Tuesday 9th October 1917: About 120 Bedfordshire schools are taking part in  a scheme to collect blackberries which will be used to make jam for soldiers and sailors. Both children and teachers have been gathering blackberries enthusiastically, regardless of the weather. By the end of last week the county had collected nearly 25 tons of the fruit. The most successful schools last week were Eaton Socon and Cranfield, which each sent in over 7 hundredweight, Wootton with nearly 6 hundredweight, Toddington Voluntary and Council Schools with over 7 hundredweight between them, and Sharnbrook and Marston Moretaine with 5½  and 5 hundredweight respectively. Three small schools, at Pulloxhill, Pertenhall and Lidlington, deserve particular mention for sending over 2 hundredweight each.

Source: Bedfordshire Standard 12th October 1917

Friday, 6 October 2017

Luton Hat Trade Working Hours



The largest straw hat in the world, c.1905 [Z1306/75/17/45]

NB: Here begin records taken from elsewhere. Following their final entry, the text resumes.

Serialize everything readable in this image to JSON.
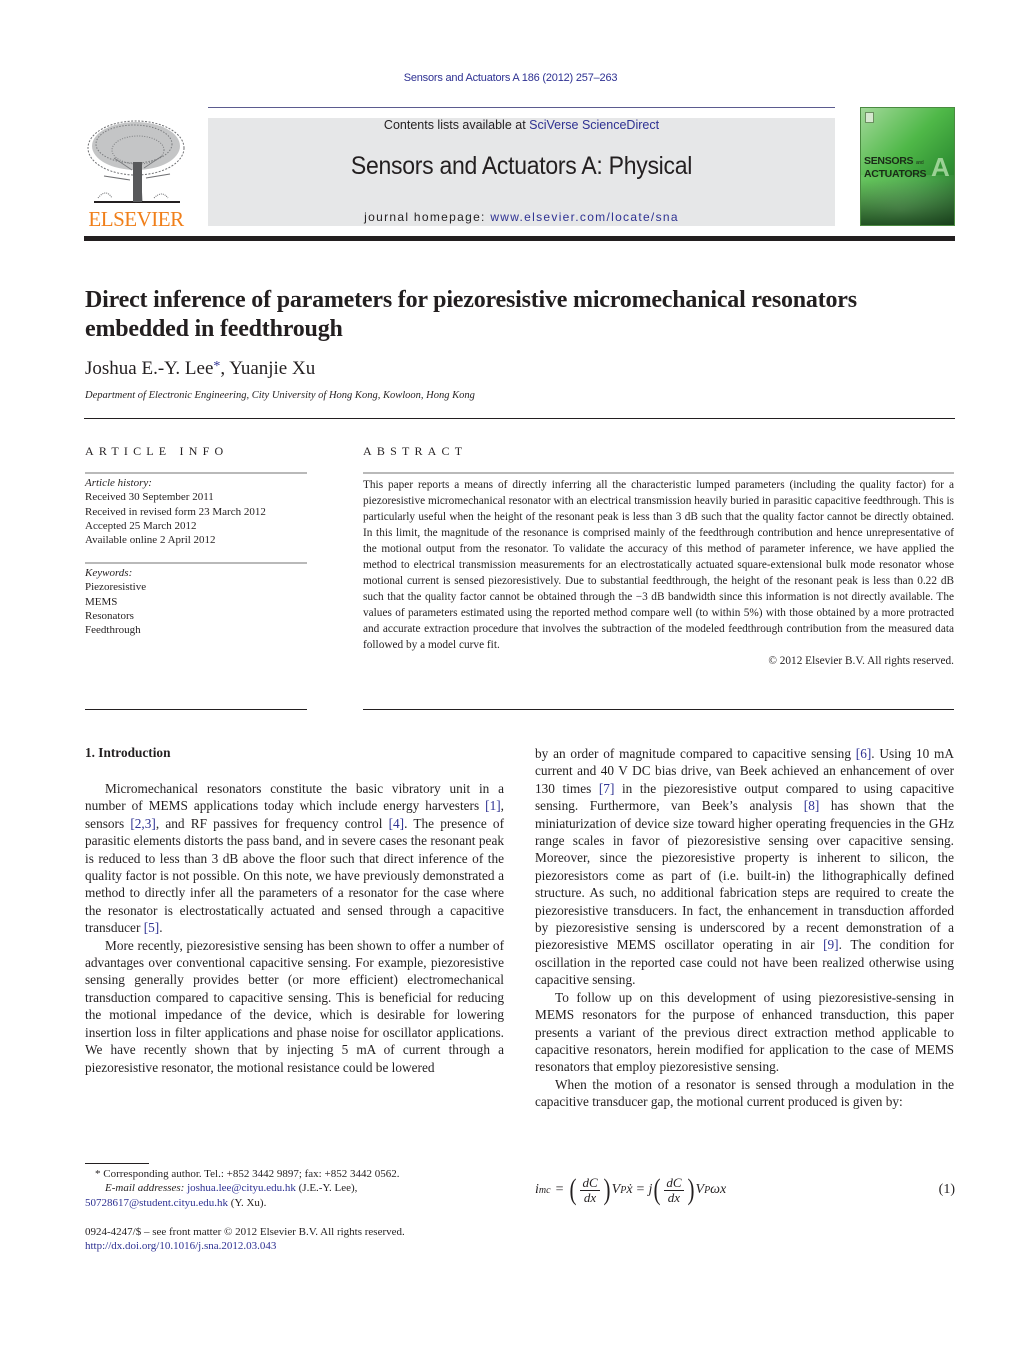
{
  "header": {
    "journal_ref": "Sensors and Actuators A 186 (2012) 257–263",
    "contents_prefix": "Contents lists available at ",
    "contents_link": "SciVerse ScienceDirect",
    "journal_name": "Sensors and Actuators A: Physical",
    "homepage_prefix": "journal homepage: ",
    "homepage_link": "www.elsevier.com/locate/sna",
    "publisher_logo_text": "ELSEVIER",
    "cover": {
      "title_line1": "SENSORS",
      "title_and": "and",
      "title_line2": "ACTUATORS",
      "letter": "A"
    },
    "colors": {
      "link": "#2e3192",
      "elsevier_orange": "#f07f1a",
      "masthead_bg": "#e6e7e8",
      "cover_green": "#4fb848"
    }
  },
  "article": {
    "title": "Direct inference of parameters for piezoresistive micromechanical resonators embedded in feedthrough",
    "authors": [
      {
        "name": "Joshua E.-Y. Lee",
        "mark": "*"
      },
      {
        "name": "Yuanjie Xu",
        "mark": ""
      }
    ],
    "author_separator": ", ",
    "affiliation": "Department of Electronic Engineering, City University of Hong Kong, Kowloon, Hong Kong"
  },
  "article_info": {
    "heading": "ARTICLE INFO",
    "history_label": "Article history:",
    "history": [
      "Received 30 September 2011",
      "Received in revised form 23 March 2012",
      "Accepted 25 March 2012",
      "Available online 2 April 2012"
    ],
    "keywords_label": "Keywords:",
    "keywords": [
      "Piezoresistive",
      "MEMS",
      "Resonators",
      "Feedthrough"
    ]
  },
  "abstract": {
    "heading": "ABSTRACT",
    "text": "This paper reports a means of directly inferring all the characteristic lumped parameters (including the quality factor) for a piezoresistive micromechanical resonator with an electrical transmission heavily buried in parasitic capacitive feedthrough. This is particularly useful when the height of the resonant peak is less than 3 dB such that the quality factor cannot be directly obtained. In this limit, the magnitude of the resonance is comprised mainly of the feedthrough contribution and hence unrepresentative of the motional output from the resonator. To validate the accuracy of this method of parameter inference, we have applied the method to electrical transmission measurements for an electrostatically actuated square-extensional bulk mode resonator whose motional current is sensed piezoresistively. Due to substantial feedthrough, the height of the resonant peak is less than 0.22 dB such that the quality factor cannot be obtained through the −3 dB bandwidth since this information is not directly available. The values of parameters estimated using the reported method compare well (to within 5%) with those obtained by a more protracted and accurate extraction procedure that involves the subtraction of the modeled feedthrough contribution from the measured data followed by a model curve fit.",
    "copyright": "© 2012 Elsevier B.V. All rights reserved."
  },
  "body": {
    "section_heading": "1.  Introduction",
    "left_col": {
      "p1": [
        {
          "t": "Micromechanical resonators constitute the basic vibratory unit in a number of MEMS applications today which include energy harvesters "
        },
        {
          "ref": "[1]"
        },
        {
          "t": ", sensors "
        },
        {
          "ref": "[2,3]"
        },
        {
          "t": ", and RF passives for frequency control "
        },
        {
          "ref": "[4]"
        },
        {
          "t": ". The presence of parasitic elements distorts the pass band, and in severe cases the resonant peak is reduced to less than 3 dB above the floor such that direct inference of the quality factor is not possible. On this note, we have previously demonstrated a method to directly infer all the parameters of a resonator for the case where the resonator is electrostatically actuated and sensed through a capacitive transducer "
        },
        {
          "ref": "[5]"
        },
        {
          "t": "."
        }
      ],
      "p2": "More recently, piezoresistive sensing has been shown to offer a number of advantages over conventional capacitive sensing. For example, piezoresistive sensing generally provides better (or more efficient) electromechanical transduction compared to capacitive sensing. This is beneficial for reducing the motional impedance of the device, which is desirable for lowering insertion loss in filter applications and phase noise for oscillator applications. We have recently shown that by injecting 5 mA of current through a piezoresistive resonator, the motional resistance could be lowered"
    },
    "right_col": {
      "p1": [
        {
          "t": "by an order of magnitude compared to capacitive sensing "
        },
        {
          "ref": "[6]"
        },
        {
          "t": ". Using 10 mA current and 40 V DC bias drive, van Beek achieved an enhancement of over 130 times "
        },
        {
          "ref": "[7]"
        },
        {
          "t": " in the piezoresistive output compared to using capacitive sensing. Furthermore, van Beek’s analysis "
        },
        {
          "ref": "[8]"
        },
        {
          "t": " has shown that the miniaturization of device size toward higher operating frequencies in the GHz range scales in favor of piezoresistive sensing over capacitive sensing. Moreover, since the piezoresistive property is inherent to silicon, the piezoresistors come as part of (i.e. built-in) the lithographically defined structure. As such, no additional fabrication steps are required to create the piezoresistive transducers. In fact, the enhancement in transduction afforded by piezoresistive sensing is underscored by a recent demonstration of a piezoresistive MEMS oscillator operating in air "
        },
        {
          "ref": "[9]"
        },
        {
          "t": ". The condition for oscillation in the reported case could not have been realized otherwise using capacitive sensing."
        }
      ],
      "p2": "To follow up on this development of using piezoresistive-sensing in MEMS resonators for the purpose of enhanced transduction, this paper presents a variant of the previous direct extraction method applicable to capacitive resonators, herein modified for application to the case of MEMS resonators that employ piezoresistive sensing.",
      "p3": "When the motion of a resonator is sensed through a modulation in the capacitive transducer gap, the motional current produced is given by:"
    },
    "equation": {
      "lhs": "i",
      "lhs_sub": "mc",
      "equals": "=",
      "frac_num": "dC",
      "frac_den": "dx",
      "vp": "V",
      "vp_sub": "P",
      "xdot": "ẋ",
      "j": "j",
      "omega_x": "ωx",
      "number": "(1)"
    }
  },
  "footnotes": {
    "star": "*",
    "corresponding": "Corresponding author. Tel.: +852 3442 9897; fax: +852 3442 0562.",
    "email_label": "E-mail addresses:",
    "email1": "joshua.lee@cityu.edu.hk",
    "email1_owner": " (J.E.-Y. Lee),",
    "email2": "50728617@student.cityu.edu.hk",
    "email2_owner": " (Y. Xu).",
    "front_matter": "0924-4247/$ – see front matter © 2012 Elsevier B.V. All rights reserved.",
    "doi": "http://dx.doi.org/10.1016/j.sna.2012.03.043"
  }
}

Saturday 6th October 1917: A meeting of the Luton Chamber of Commerce was held last night at which a report was made on a proposal to introduce common working hours throughout the Luton hat trade. The suggested hours would begin earlier, have a fixed dinner hour, miss out the tea hour, and close earlier in the evening. The proposal was favourably received, but it was decided to refer it to separate committees for detailed consideration. The general principle of shorter hours was supported, but there was some concern that fixed hours would cause problems for companies with very few employees, where considerable overtime was often worked during busy seasons. Limiting hours might put some of these firms in a difficult position, and the loss of extra wages would be unpopular with their staff. In response to this concern it was pointed out that it was not right for any man to work from 4 a.m. until as late as 10 p.m., doing a fortnight’s work in a week.